José Antonio Villacorta Atienza -

Statistical inference traditionally relies on p-values, assessing the alignment between data and the absence of effect. Nevertheless, in large datasets, p-values lose relevance, marking minor differences as statistically significant. Thus, it becomes imperative in large data to evaluate the practical, clinical, or biological effect's magnitude. Non-dimensional metrics like Cohen's d, allow for general comparisons, but they can obscure practical meaning. Dimensional metrics, such as confidence intervals, lack standardization and may complicate practical interpretation. We propose a novel approach termed the similarity structure for characterizing differences in large samples focused on the probability distribution of two subsamples being of size N, given that they are similar (statistically non-different).
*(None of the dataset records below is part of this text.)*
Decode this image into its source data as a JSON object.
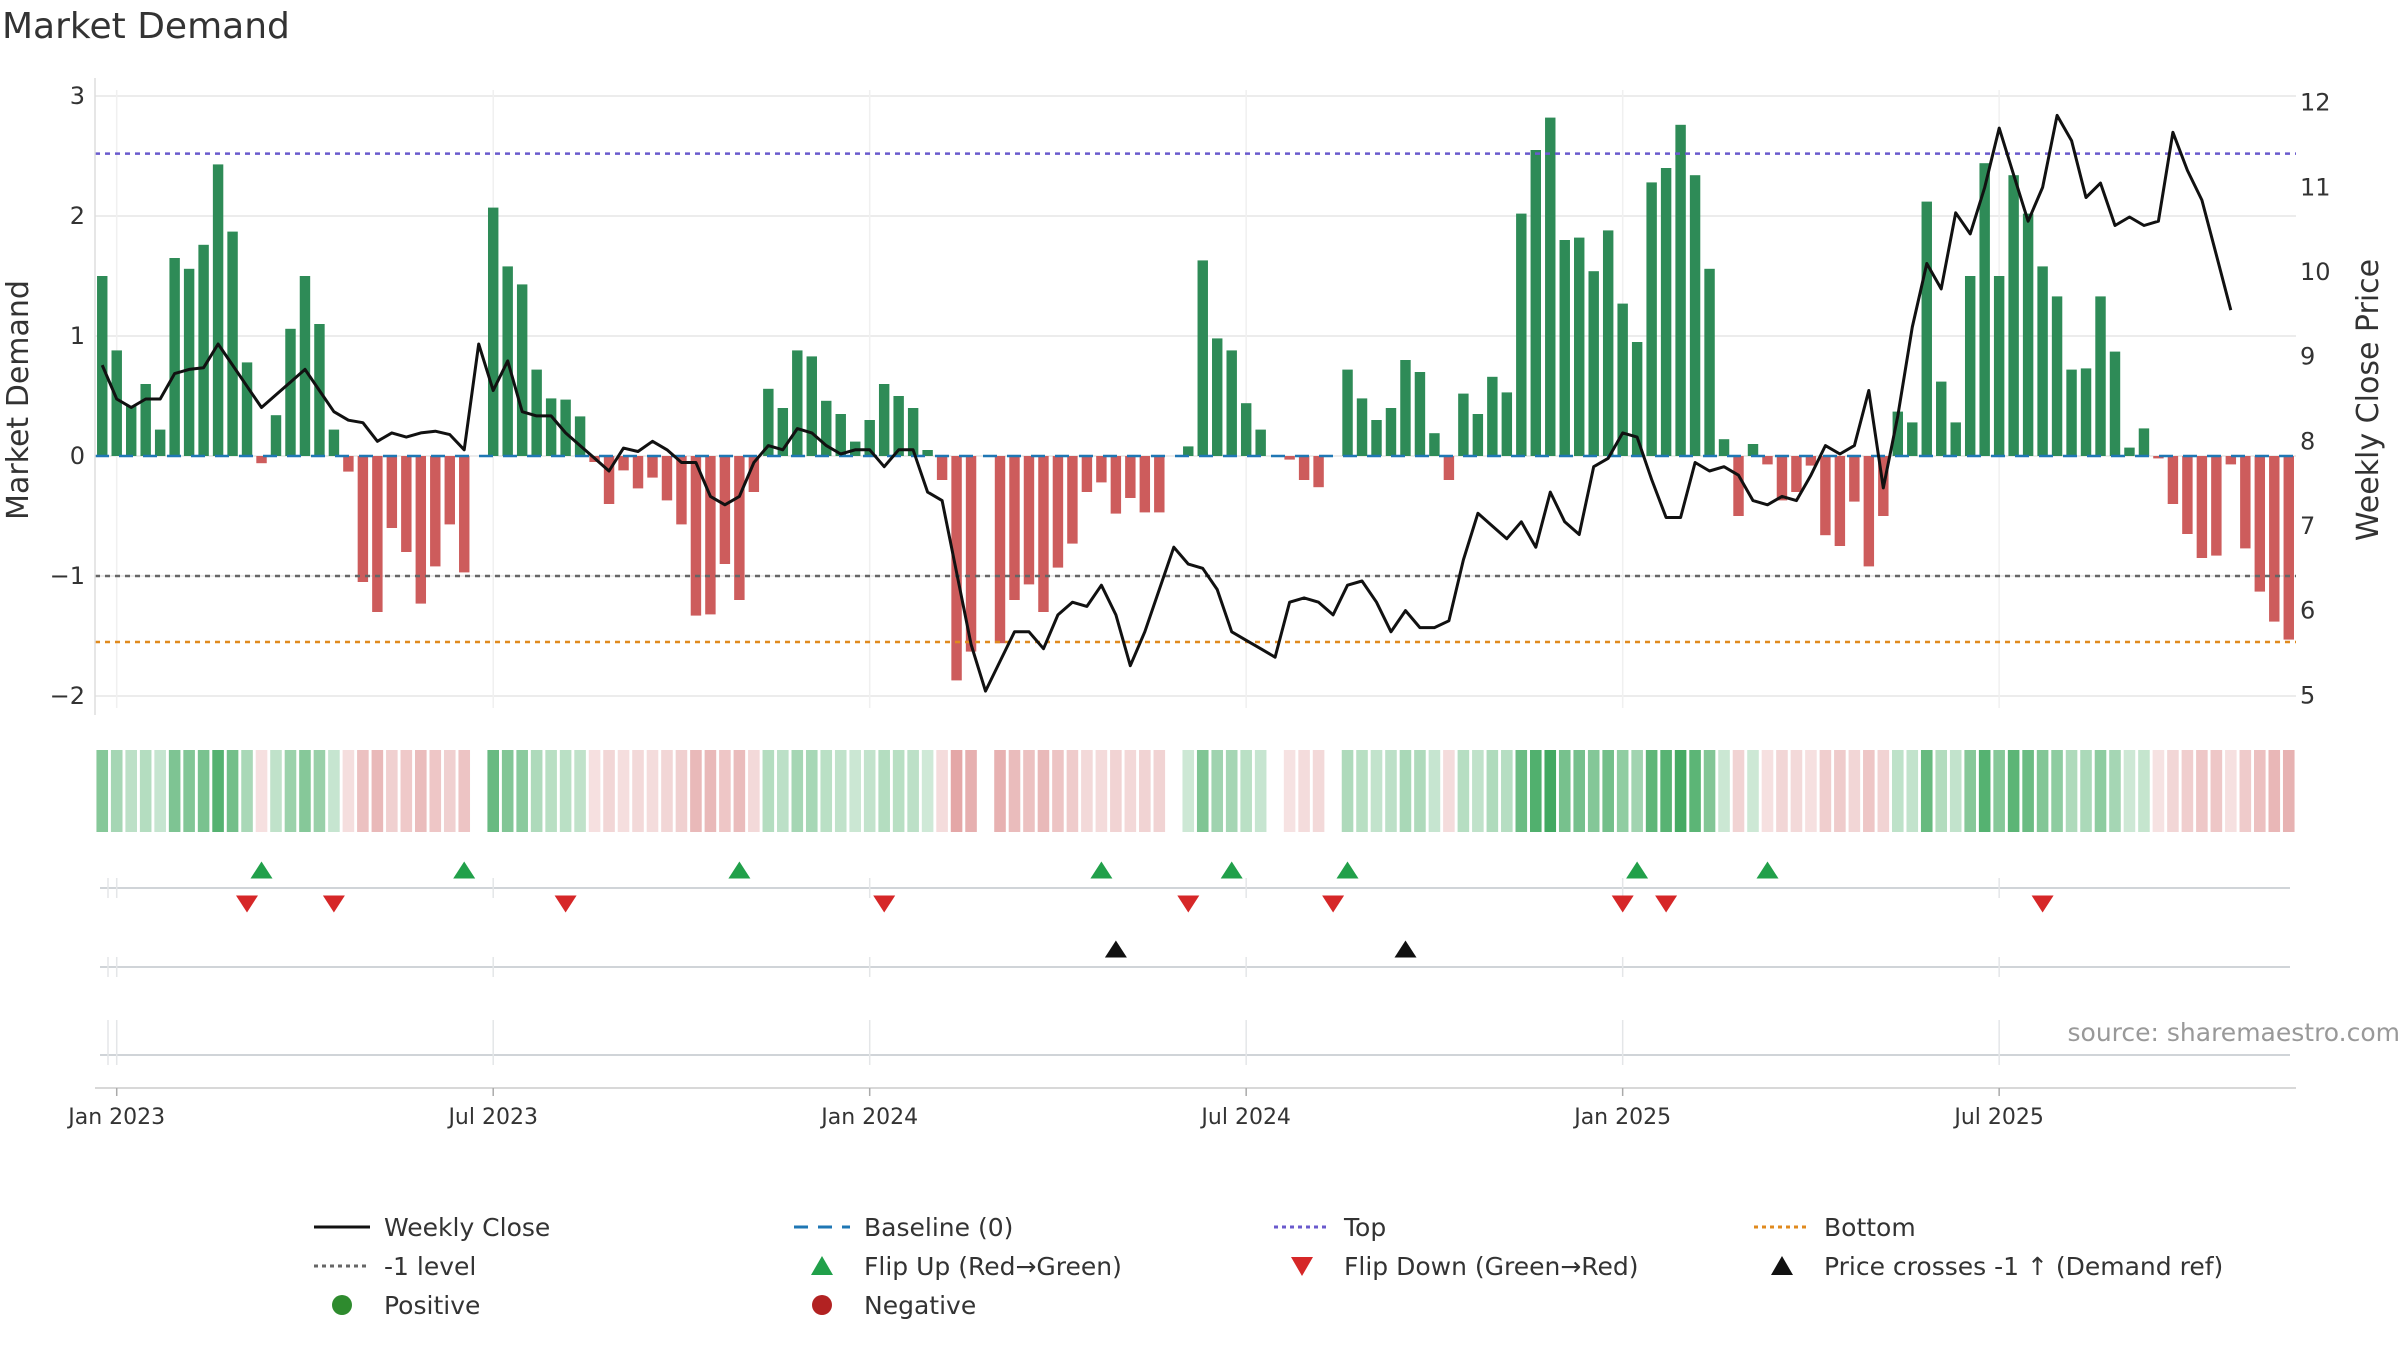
{
  "title": "Market Demand",
  "source": "source: sharemaestro.com",
  "colors": {
    "positive": "#2e8b57",
    "negative": "#cd5c5c",
    "line": "#111111",
    "baseline": "#1f77b4",
    "top": "#6a5acd",
    "bottom": "#e08a1e",
    "level": "#666666",
    "flip_up": "#21a04a",
    "flip_down": "#d62728",
    "cross": "#111111",
    "grid": "#e6e6e6"
  },
  "chart_data": {
    "type": "bar",
    "title": "Market Demand",
    "ylabel": "Market Demand",
    "y2label": "Weekly Close Price",
    "ylim": [
      -2.1,
      3.05
    ],
    "y2lim": [
      4.85,
      12.15
    ],
    "yticks": [
      "3",
      "2",
      "1",
      "0",
      "−1",
      "−2"
    ],
    "y2ticks": [
      "12",
      "11",
      "10",
      "9",
      "8",
      "7",
      "6",
      "5"
    ],
    "xticks": [
      "Jan 2023",
      "Jul 2023",
      "Jan 2024",
      "Jul 2024",
      "Jan 2025",
      "Jul 2025"
    ],
    "xtick_weeks": [
      0,
      26,
      52,
      78,
      104,
      130
    ],
    "first_week_offset": -1,
    "levels": {
      "top": 2.52,
      "baseline": 0,
      "minus_one": -1,
      "bottom": -1.55
    },
    "demand": [
      1.5,
      0.88,
      0.42,
      0.6,
      0.22,
      1.65,
      1.56,
      1.76,
      2.43,
      1.87,
      0.78,
      -0.06,
      0.34,
      1.06,
      1.5,
      1.1,
      0.22,
      -0.13,
      -1.05,
      -1.3,
      -0.6,
      -0.8,
      -1.23,
      -0.92,
      -0.57,
      -0.97,
      0,
      2.07,
      1.58,
      1.43,
      0.72,
      0.48,
      0.47,
      0.33,
      -0.05,
      -0.4,
      -0.12,
      -0.27,
      -0.18,
      -0.37,
      -0.57,
      -1.33,
      -1.32,
      -0.9,
      -1.2,
      -0.3,
      0.56,
      0.4,
      0.88,
      0.83,
      0.46,
      0.35,
      0.12,
      0.3,
      0.6,
      0.5,
      0.4,
      0.05,
      -0.2,
      -1.87,
      -1.63,
      0,
      -1.56,
      -1.2,
      -1.07,
      -1.3,
      -0.93,
      -0.73,
      -0.3,
      -0.22,
      -0.48,
      -0.35,
      -0.47,
      -0.47,
      0,
      0.08,
      1.63,
      0.98,
      0.88,
      0.44,
      0.22,
      0,
      -0.03,
      -0.2,
      -0.26,
      0,
      0.72,
      0.48,
      0.3,
      0.4,
      0.8,
      0.7,
      0.19,
      -0.2,
      0.52,
      0.35,
      0.66,
      0.53,
      2.02,
      2.55,
      2.82,
      1.8,
      1.82,
      1.54,
      1.88,
      1.27,
      0.95,
      2.28,
      2.4,
      2.76,
      2.34,
      1.56,
      0.14,
      -0.5,
      0.1,
      -0.07,
      -0.37,
      -0.3,
      -0.08,
      -0.66,
      -0.75,
      -0.38,
      -0.92,
      -0.5,
      0.37,
      0.28,
      2.12,
      0.62,
      0.28,
      1.5,
      2.44,
      1.5,
      2.34,
      2.02,
      1.58,
      1.33,
      0.72,
      0.73,
      1.33,
      0.87,
      0.07,
      0.23,
      -0.02,
      -0.4,
      -0.65,
      -0.85,
      -0.83,
      -0.07,
      -0.77,
      -1.13,
      -1.38,
      -1.53
    ],
    "close": [
      8.9,
      8.5,
      8.4,
      8.5,
      8.5,
      8.8,
      8.85,
      8.87,
      9.15,
      8.9,
      8.65,
      8.4,
      8.55,
      8.7,
      8.85,
      8.6,
      8.35,
      8.25,
      8.22,
      8.0,
      8.1,
      8.05,
      8.1,
      8.12,
      8.08,
      7.9,
      9.15,
      8.6,
      8.95,
      8.35,
      8.3,
      8.3,
      8.1,
      7.95,
      7.8,
      7.65,
      7.92,
      7.88,
      8.0,
      7.9,
      7.75,
      7.75,
      7.35,
      7.25,
      7.35,
      7.75,
      7.95,
      7.9,
      8.15,
      8.1,
      7.95,
      7.85,
      7.9,
      7.9,
      7.7,
      7.9,
      7.9,
      7.4,
      7.3,
      6.45,
      5.6,
      5.05,
      5.4,
      5.75,
      5.75,
      5.55,
      5.95,
      6.1,
      6.05,
      6.3,
      5.95,
      5.35,
      5.75,
      6.25,
      6.75,
      6.55,
      6.5,
      6.25,
      5.75,
      5.65,
      5.55,
      5.45,
      6.1,
      6.15,
      6.1,
      5.95,
      6.3,
      6.35,
      6.1,
      5.75,
      6.0,
      5.8,
      5.8,
      5.88,
      6.6,
      7.15,
      7.0,
      6.85,
      7.05,
      6.75,
      7.4,
      7.05,
      6.9,
      7.7,
      7.8,
      8.1,
      8.05,
      7.55,
      7.1,
      7.1,
      7.75,
      7.65,
      7.7,
      7.6,
      7.3,
      7.25,
      7.35,
      7.3,
      7.6,
      7.95,
      7.85,
      7.95,
      8.6,
      7.45,
      8.3,
      9.35,
      10.1,
      9.8,
      10.7,
      10.45,
      11.0,
      11.7,
      11.15,
      10.6,
      11.0,
      11.85,
      11.55,
      10.88,
      11.05,
      10.55,
      10.65,
      10.55,
      10.6,
      11.65,
      11.2,
      10.85,
      10.2,
      9.55
    ],
    "flip_up_weeks": [
      11,
      25,
      44,
      69,
      78,
      86,
      106,
      115
    ],
    "flip_down_weeks": [
      10,
      16,
      32,
      54,
      75,
      85,
      105,
      108,
      134
    ],
    "price_cross_weeks": [
      70,
      90
    ]
  },
  "legend": [
    {
      "key": "weekly-close",
      "label": "Weekly Close",
      "sym": "line"
    },
    {
      "key": "baseline",
      "label": "Baseline (0)",
      "sym": "dash"
    },
    {
      "key": "top",
      "label": "Top",
      "sym": "dot-purple"
    },
    {
      "key": "bottom",
      "label": "Bottom",
      "sym": "dot-orange"
    },
    {
      "key": "minus-one",
      "label": "-1 level",
      "sym": "dot-gray"
    },
    {
      "key": "flip-up",
      "label": "Flip Up (Red→Green)",
      "sym": "tri-up-green"
    },
    {
      "key": "flip-down",
      "label": "Flip Down (Green→Red)",
      "sym": "tri-down-red"
    },
    {
      "key": "price-cross",
      "label": "Price crosses -1 ↑ (Demand ref)",
      "sym": "tri-up-black"
    },
    {
      "key": "positive",
      "label": "Positive",
      "sym": "circle-green"
    },
    {
      "key": "negative",
      "label": "Negative",
      "sym": "circle-red"
    }
  ]
}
This quantifies the effect size as the expected sample size when similarity exists, irrespective of data nature, dimensionality, or hypothesis testing. Additionally, it can be translated into common measures like Cohen's d and required sample sizes for a statistical power of 0.9. Furthermore, the similarity structure allows to statistically compare effect sizes, assessing the importance of the factors involved in sample differences. The similarity structure allows for the transparent and versatile assessment, interpretation, and comparison of effect sizes, contributing to more comprehensible and reproducible scientific research. This approach is demonstrated with real-world examples.